Polio threat brings united effort


GENEVA — Some 21 nations in the Middle East and nearby regions have jointly made the eradication of polio an emergency priority and recognized that Pakistan is a key part of the problem, the World Health Organization said Wednesday.

    The joint resolution by nations who are part of the U.N. health agency’s Eastern Mediterranean region have called on Pakistan to urgently vaccinate all of its children to prevent the virus from spreading internationally.

    Pakistan also approved the resolution, which the Geneva-based agency says includes Afghanistan, Bahrain, Djibouti, Egypt, Iran, Iraq, Jordan, Kuwait, Lebanon, Libya, Morocco, Oman, Qatar, Saudi Arabia, Somalia, Sudan, Syria, Tunisia, the United Arab Emirates and Yemen.

    The problem is particularly challenging in Pakistan, where a U.N.-backed eradication campaign has suffered from violence and mistrust directed against polio workers and people who want their children vaccinated.

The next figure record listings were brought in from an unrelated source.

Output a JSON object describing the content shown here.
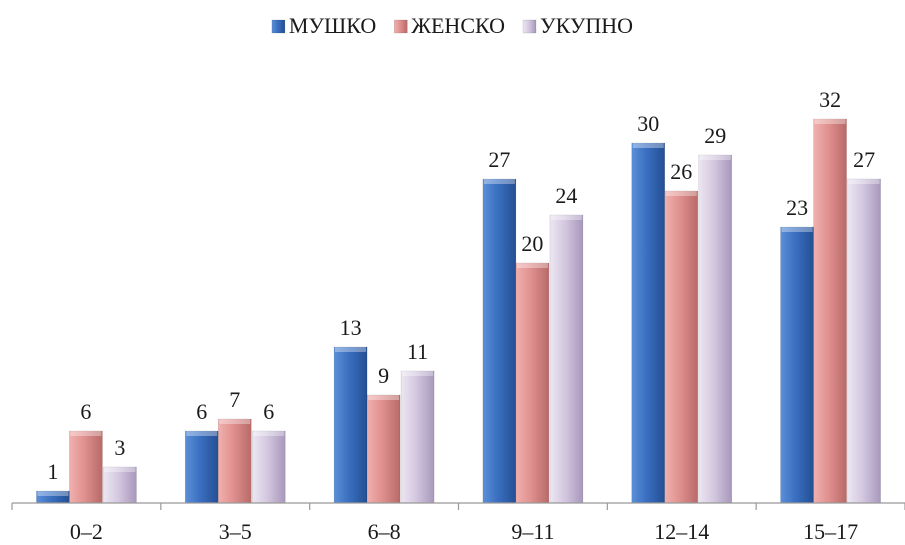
{
  "chart_data": {
    "type": "bar",
    "title": "",
    "xlabel": "",
    "ylabel": "",
    "categories": [
      "0–2",
      "3–5",
      "6–8",
      "9–11",
      "12–14",
      "15–17"
    ],
    "series": [
      {
        "name": "МУШКО",
        "values": [
          1,
          6,
          13,
          27,
          30,
          23
        ],
        "color": "#3a6fc0"
      },
      {
        "name": "ЖЕНСКО",
        "values": [
          6,
          7,
          9,
          20,
          26,
          32
        ],
        "color": "#e0918f"
      },
      {
        "name": "УКУПНО",
        "values": [
          3,
          6,
          11,
          24,
          29,
          27
        ],
        "color": "#d4c8e0"
      }
    ],
    "ylim": [
      0,
      34
    ],
    "legend_position": "top-center",
    "data_labels": true,
    "grid": false
  }
}
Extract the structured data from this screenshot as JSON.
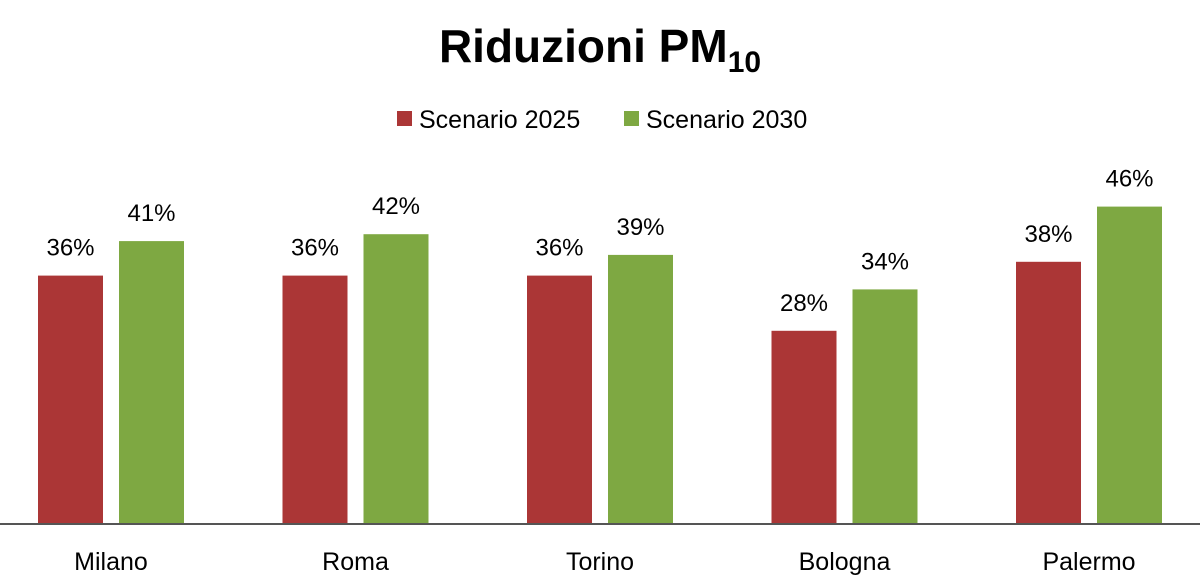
{
  "chart_data": {
    "type": "bar",
    "title": "Riduzioni PM",
    "title_subscript": "10",
    "categories": [
      "Milano",
      "Roma",
      "Torino",
      "Bologna",
      "Palermo"
    ],
    "series": [
      {
        "name": "Scenario 2025",
        "color": "#ab3636",
        "values": [
          36,
          36,
          36,
          28,
          38
        ],
        "labels": [
          "36%",
          "36%",
          "36%",
          "28%",
          "38%"
        ]
      },
      {
        "name": "Scenario 2030",
        "color": "#7ea842",
        "values": [
          41,
          42,
          39,
          34,
          46
        ],
        "labels": [
          "41%",
          "42%",
          "39%",
          "34%",
          "46%"
        ]
      }
    ],
    "ylim": [
      0,
      50
    ],
    "grid": false,
    "legend": "top-center",
    "axis_color": "#555555"
  }
}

    Earlier this week, WHO officials said the polio virus has now been confirmed in 13 of 22 children who became paralyzed in a northern Syrian province. The health agency said the Syria outbreak comes from a strain that originated in Pakistan, where, along with Afghanistan and Nigeria, it is endemic — and has been spreading across the Middle East.

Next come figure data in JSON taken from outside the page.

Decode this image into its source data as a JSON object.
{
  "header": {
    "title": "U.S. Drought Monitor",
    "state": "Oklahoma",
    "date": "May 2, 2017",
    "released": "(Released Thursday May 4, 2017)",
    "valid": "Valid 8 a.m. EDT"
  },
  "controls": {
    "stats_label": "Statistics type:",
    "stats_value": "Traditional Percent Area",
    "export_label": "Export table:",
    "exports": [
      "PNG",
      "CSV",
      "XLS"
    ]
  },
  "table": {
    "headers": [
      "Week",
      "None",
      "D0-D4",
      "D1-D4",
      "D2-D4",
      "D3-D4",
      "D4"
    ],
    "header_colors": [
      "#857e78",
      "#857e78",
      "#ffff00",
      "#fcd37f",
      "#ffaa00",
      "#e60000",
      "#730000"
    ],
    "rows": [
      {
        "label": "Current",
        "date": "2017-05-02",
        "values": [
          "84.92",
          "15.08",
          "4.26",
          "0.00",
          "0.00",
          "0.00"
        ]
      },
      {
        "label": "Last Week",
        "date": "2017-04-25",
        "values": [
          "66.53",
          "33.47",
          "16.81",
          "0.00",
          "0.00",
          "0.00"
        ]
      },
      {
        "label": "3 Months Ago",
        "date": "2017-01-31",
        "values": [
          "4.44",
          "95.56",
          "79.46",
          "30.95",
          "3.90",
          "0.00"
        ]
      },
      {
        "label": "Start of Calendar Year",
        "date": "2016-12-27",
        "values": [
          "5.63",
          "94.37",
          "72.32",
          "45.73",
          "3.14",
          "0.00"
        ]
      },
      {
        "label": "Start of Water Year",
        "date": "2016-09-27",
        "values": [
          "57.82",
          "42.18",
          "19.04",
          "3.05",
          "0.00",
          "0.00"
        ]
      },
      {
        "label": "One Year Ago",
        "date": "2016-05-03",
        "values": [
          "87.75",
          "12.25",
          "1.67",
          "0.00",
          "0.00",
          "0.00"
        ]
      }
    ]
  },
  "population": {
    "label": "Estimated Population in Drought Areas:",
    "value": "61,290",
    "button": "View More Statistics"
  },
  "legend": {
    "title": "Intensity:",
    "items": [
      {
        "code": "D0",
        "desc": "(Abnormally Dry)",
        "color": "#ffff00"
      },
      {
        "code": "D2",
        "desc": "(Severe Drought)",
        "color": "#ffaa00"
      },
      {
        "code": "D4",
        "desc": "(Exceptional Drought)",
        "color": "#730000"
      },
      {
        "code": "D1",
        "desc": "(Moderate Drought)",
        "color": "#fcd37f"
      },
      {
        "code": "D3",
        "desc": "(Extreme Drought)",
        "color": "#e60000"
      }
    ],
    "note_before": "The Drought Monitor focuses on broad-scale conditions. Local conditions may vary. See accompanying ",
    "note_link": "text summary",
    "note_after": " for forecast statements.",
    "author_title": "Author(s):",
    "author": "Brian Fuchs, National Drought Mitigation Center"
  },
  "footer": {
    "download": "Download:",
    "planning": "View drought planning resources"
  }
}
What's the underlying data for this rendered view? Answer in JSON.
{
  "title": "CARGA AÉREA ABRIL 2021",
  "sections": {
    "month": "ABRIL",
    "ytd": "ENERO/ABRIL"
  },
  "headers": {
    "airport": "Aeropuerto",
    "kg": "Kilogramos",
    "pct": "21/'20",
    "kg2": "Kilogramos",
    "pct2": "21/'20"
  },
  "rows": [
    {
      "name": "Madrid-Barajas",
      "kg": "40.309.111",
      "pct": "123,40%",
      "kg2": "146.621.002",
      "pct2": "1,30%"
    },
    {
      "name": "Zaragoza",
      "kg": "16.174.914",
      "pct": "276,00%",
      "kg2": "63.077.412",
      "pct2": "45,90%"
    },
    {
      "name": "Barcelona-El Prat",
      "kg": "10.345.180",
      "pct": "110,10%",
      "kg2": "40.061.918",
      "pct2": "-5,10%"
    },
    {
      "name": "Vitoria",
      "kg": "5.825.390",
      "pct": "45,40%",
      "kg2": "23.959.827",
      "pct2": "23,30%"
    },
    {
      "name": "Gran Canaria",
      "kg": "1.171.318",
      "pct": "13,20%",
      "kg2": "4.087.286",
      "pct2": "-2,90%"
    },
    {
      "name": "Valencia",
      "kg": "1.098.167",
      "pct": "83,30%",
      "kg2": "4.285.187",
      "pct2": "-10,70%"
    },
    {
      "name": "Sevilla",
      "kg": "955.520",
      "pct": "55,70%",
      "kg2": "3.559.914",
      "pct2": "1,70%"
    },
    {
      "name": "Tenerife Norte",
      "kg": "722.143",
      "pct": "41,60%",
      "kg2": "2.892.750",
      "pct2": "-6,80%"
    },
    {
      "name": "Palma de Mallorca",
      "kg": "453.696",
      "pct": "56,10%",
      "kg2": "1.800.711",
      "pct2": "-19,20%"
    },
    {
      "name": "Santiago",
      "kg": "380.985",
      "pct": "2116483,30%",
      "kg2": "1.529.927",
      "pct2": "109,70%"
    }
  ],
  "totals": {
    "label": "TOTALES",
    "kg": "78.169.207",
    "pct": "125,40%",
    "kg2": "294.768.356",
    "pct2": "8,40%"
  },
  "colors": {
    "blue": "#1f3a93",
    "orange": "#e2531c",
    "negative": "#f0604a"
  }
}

    It said the virus has been detected in Egypt, and closely related strains of Pakistani origin turned up in sewage samples in Israel, the West Bank and Gaza Strip, but higher immunization rates in those places have helped keep the virus in check.

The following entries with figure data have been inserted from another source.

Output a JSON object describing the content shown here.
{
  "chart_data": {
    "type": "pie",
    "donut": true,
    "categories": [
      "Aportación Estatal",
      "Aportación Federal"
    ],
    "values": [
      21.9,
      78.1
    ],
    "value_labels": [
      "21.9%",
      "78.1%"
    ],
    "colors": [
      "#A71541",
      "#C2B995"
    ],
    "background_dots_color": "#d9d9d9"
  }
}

    A third of the nations in the WHO’s Eastern Mediterranean region are conducting mass polio vaccination programs, the agency said, and more such campaigns are planned for December.

    The nations in those regions also said they are trying to improve access for health workers to reach children who have not yet been vaccinated.

    WHO said its emergency “outbreak response” to polio in Syria and the region is expected to continue at least six to eight months more.